The scrapbooks of our lives

Sherri Gardner HowellFarragut, Feature

It is by far the lamest, most simplistic scrapbook you will never see.

I say “never” because the scrapbook titled “Our Best Summer Ever” isn’t something I display on the coffee table or leave out on the hutch for family and friends to browse.

First, it is a true, old-school scrapbook: Brown fake-leather covered pasteboard cover with tan construction-paper insides, held together with flimsy rivets.

The front has the word “Scrapbook” burnt into the cover, but we have covered up part of the word with our own title: 1988 Our Best Summer Ever is written in was called “puffy paint” back in the day, light green and mostly peeled off.

The scrapbook is filled with mementos of the summer of 1988, the first summer I was a stay-at-home mom. It does an OK job of chronicling the things we did that summer with ticket stubs, programs and trinkets, not many photos.

Sometimes a youthful hand has written “fun” or “good” in a pre-kindergarten or rising third-grader handwriting on one of the pages.

The history behind the scrapbook is that I had quit work to stay at home with the children for a while. I left full-time employment in mid-May, right before then 8-year-old Trey finished his third-grade year at Blue Grass Elementary School.

I took the kids out of day care and after-school care, and we began our lives as a one-income family. Summer was going to be glorious: long, empty days to fill doing whatever we wanted to do. Dollywood was 2-years-old. The pool was nearby and open every day. Gran, my mother, was a mere five-hour drive down Interstate 40. We had our family beach trip planned, but, other than that, the summer was our oyster and pearls were waiting.

The boys and I did have a great time that summer, but it was nothing like the storybook summer I envisioned, hence the rather lame scrapbook. Money was tighter with one income, and there were still family obligations – like laundry and grocery shopping and house cleaning – to work into our lives.

It was also very humbling for me to learn that an 8-year-old and almost 5-year-old really preferred to play with their friends rather than their mother.

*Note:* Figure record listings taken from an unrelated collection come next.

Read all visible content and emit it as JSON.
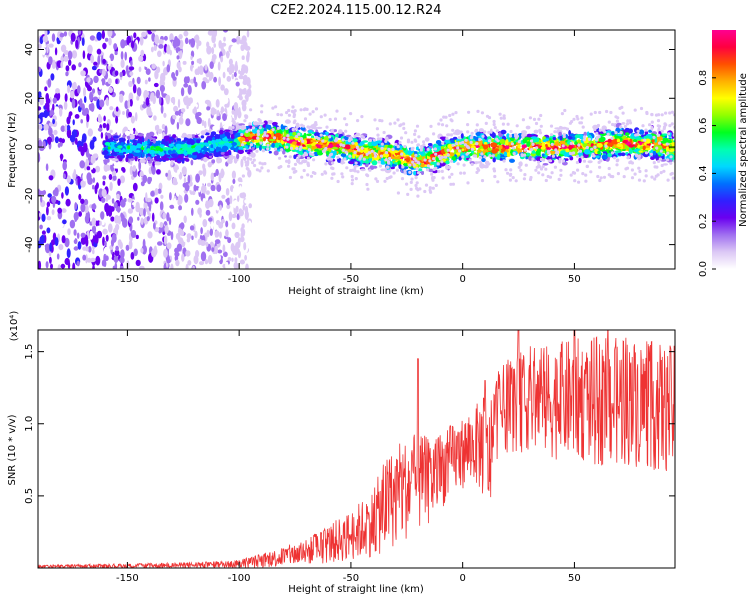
{
  "title": "C2E2.2024.115.00.12.R24",
  "chart_data": [
    {
      "type": "heatmap",
      "xlabel": "Height of straight line (km)",
      "ylabel": "Frequency (Hz)",
      "xlim": [
        -190,
        95
      ],
      "ylim": [
        -50,
        48
      ],
      "xticks": [
        -150,
        -100,
        -50,
        0,
        50
      ],
      "yticks": [
        -40,
        -20,
        0,
        20,
        40
      ],
      "colorbar": {
        "label": "Normalized spectral amplitude",
        "range": [
          0,
          1
        ],
        "ticks": [
          0.0,
          0.2,
          0.4,
          0.6,
          0.8
        ],
        "colormap": [
          "#ffffff",
          "#dcc8f5",
          "#a070f0",
          "#6a00f0",
          "#3020ff",
          "#0070ff",
          "#00d8ff",
          "#00ffb0",
          "#00ff20",
          "#90ff00",
          "#ffff00",
          "#ffb000",
          "#ff5000",
          "#ff0040",
          "#ff0090"
        ]
      },
      "ridge": {
        "x": [
          -155,
          -140,
          -125,
          -110,
          -100,
          -95,
          -85,
          -75,
          -65,
          -55,
          -45,
          -35,
          -28,
          -20,
          -15,
          -10,
          -5,
          0,
          10,
          20,
          30,
          40,
          50,
          60,
          70,
          80,
          90,
          95
        ],
        "y": [
          0,
          -1,
          -1,
          1,
          2,
          4,
          4,
          2,
          1,
          0,
          -2,
          -3,
          -4,
          -6,
          -5,
          -3,
          -1,
          0,
          0,
          0,
          0,
          0,
          0,
          1,
          2,
          1,
          1,
          -1
        ]
      }
    },
    {
      "type": "line",
      "xlabel": "Height of straight line (km)",
      "ylabel": "SNR (10 * v/v)",
      "y_multiplier": "(x10⁴)",
      "xlim": [
        -190,
        95
      ],
      "ylim": [
        0,
        1.65
      ],
      "xticks": [
        -150,
        -100,
        -50,
        0,
        50
      ],
      "yticks": [
        0.5,
        1.0,
        1.5
      ],
      "line_color": "#ee3333",
      "envelope": {
        "x": [
          -190,
          -150,
          -120,
          -105,
          -100,
          -90,
          -80,
          -70,
          -60,
          -50,
          -40,
          -35,
          -30,
          -25,
          -20,
          -15,
          -10,
          -5,
          0,
          5,
          10,
          12,
          15,
          20,
          25,
          30,
          40,
          50,
          60,
          70,
          80,
          90,
          95
        ],
        "low": [
          0.0,
          0.0,
          0.0,
          0.0,
          0.0,
          0.0,
          0.01,
          0.02,
          0.03,
          0.05,
          0.08,
          0.1,
          0.15,
          0.2,
          0.25,
          0.3,
          0.4,
          0.5,
          0.55,
          0.6,
          0.45,
          0.35,
          0.75,
          0.8,
          0.8,
          0.8,
          0.75,
          0.75,
          0.7,
          0.7,
          0.7,
          0.65,
          0.65
        ],
        "high": [
          0.02,
          0.03,
          0.04,
          0.05,
          0.06,
          0.1,
          0.15,
          0.2,
          0.3,
          0.4,
          0.55,
          0.75,
          0.85,
          0.9,
          0.95,
          0.9,
          0.95,
          1.0,
          1.05,
          1.1,
          1.25,
          1.1,
          1.35,
          1.45,
          1.5,
          1.55,
          1.55,
          1.6,
          1.6,
          1.6,
          1.6,
          1.55,
          1.55
        ]
      },
      "spikes": [
        {
          "x": -20,
          "y": 1.45
        },
        {
          "x": 10,
          "y": 1.3
        },
        {
          "x": 25,
          "y": 1.65
        },
        {
          "x": 50,
          "y": 1.65
        },
        {
          "x": 65,
          "y": 1.65
        }
      ]
    }
  ]
}
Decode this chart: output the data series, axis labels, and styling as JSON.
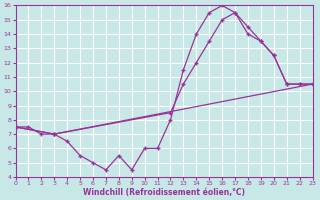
{
  "xlabel": "Windchill (Refroidissement éolien,°C)",
  "xlim": [
    0,
    23
  ],
  "ylim": [
    4,
    16
  ],
  "xticks": [
    0,
    1,
    2,
    3,
    4,
    5,
    6,
    7,
    8,
    9,
    10,
    11,
    12,
    13,
    14,
    15,
    16,
    17,
    18,
    19,
    20,
    21,
    22,
    23
  ],
  "yticks": [
    4,
    5,
    6,
    7,
    8,
    9,
    10,
    11,
    12,
    13,
    14,
    15,
    16
  ],
  "bg_color": "#c8e8e8",
  "line_color": "#993399",
  "grid_color": "#ffffff",
  "line1_x": [
    0,
    1,
    2,
    3,
    4,
    5,
    6,
    7,
    8,
    9,
    10,
    11,
    12,
    13,
    14,
    15,
    16,
    17,
    18,
    19,
    20,
    21,
    22,
    23
  ],
  "line1_y": [
    7.5,
    7.5,
    7.0,
    7.0,
    6.5,
    5.5,
    5.0,
    4.5,
    5.5,
    4.5,
    6.0,
    6.0,
    8.0,
    11.5,
    14.0,
    15.5,
    16.0,
    15.5,
    14.5,
    13.5,
    12.5,
    10.5,
    10.5,
    10.5
  ],
  "line2_x": [
    0,
    3,
    23
  ],
  "line2_y": [
    7.5,
    7.0,
    10.5
  ],
  "line3_x": [
    0,
    3,
    12,
    13,
    14,
    15,
    16,
    17,
    18,
    19,
    20,
    21,
    22,
    23
  ],
  "line3_y": [
    7.5,
    7.0,
    8.5,
    10.5,
    12.0,
    13.5,
    15.0,
    15.5,
    14.0,
    13.5,
    12.5,
    10.5,
    10.5,
    10.5
  ]
}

They wanted to go to the pool, the park, the library, even Dollywood on the schedule that had previously been set by their day care center so that their friends would be there!

We worked in some things that had been harder to find time for when I worked full-time, like some Mommy and Me lunches and short weekend trips to the mountains. They got more of that all-important do-nothing, down time. This was pre-Xbox, and we had already saved Princess Toadstool from Bowser, so Nintendo wasn’t an obsession. I heard my fill of “I’m bored,” as well, but the summer still went by pretty fast.

Grandson King is ready for summer and thinking about what games he and Gigi will play next.

I thought at the time that Our Best Summer Ever was the first of many lazy summers with months of fun to plan. In truth, life got almost as busy with sports, camps, part-time work and family obligations in the years that followed that I often wondered how I ever had time to work 40-plus hours a week. That summer, lame scrapbook and all, helped us recharge our batteries, remind ourselves what was important and strengthen family bonds.

Fast-forward to this week, where I am spending a few days in Nashville with 3-year-old grandson King, including picking him up on his last day of “school” (Mother’s Day Out). He has his own ideas for Our Best Summer Ever, even if it isn’t for the whole summer. It involves constant playing, as only a 3-year-old can. There are trains to line up, turtle puppets to wake up and a playhouse with a monster on the roof who needs to be chased away.  He will come home with me for a short Gigi and Granddaddy Camp next week. There is no doubt he will keep us on our toes, as he is already admonishing me to “Stop touching your phone, Gigi.”

I plan to enjoy every minute. We may even make a lame scrapbook.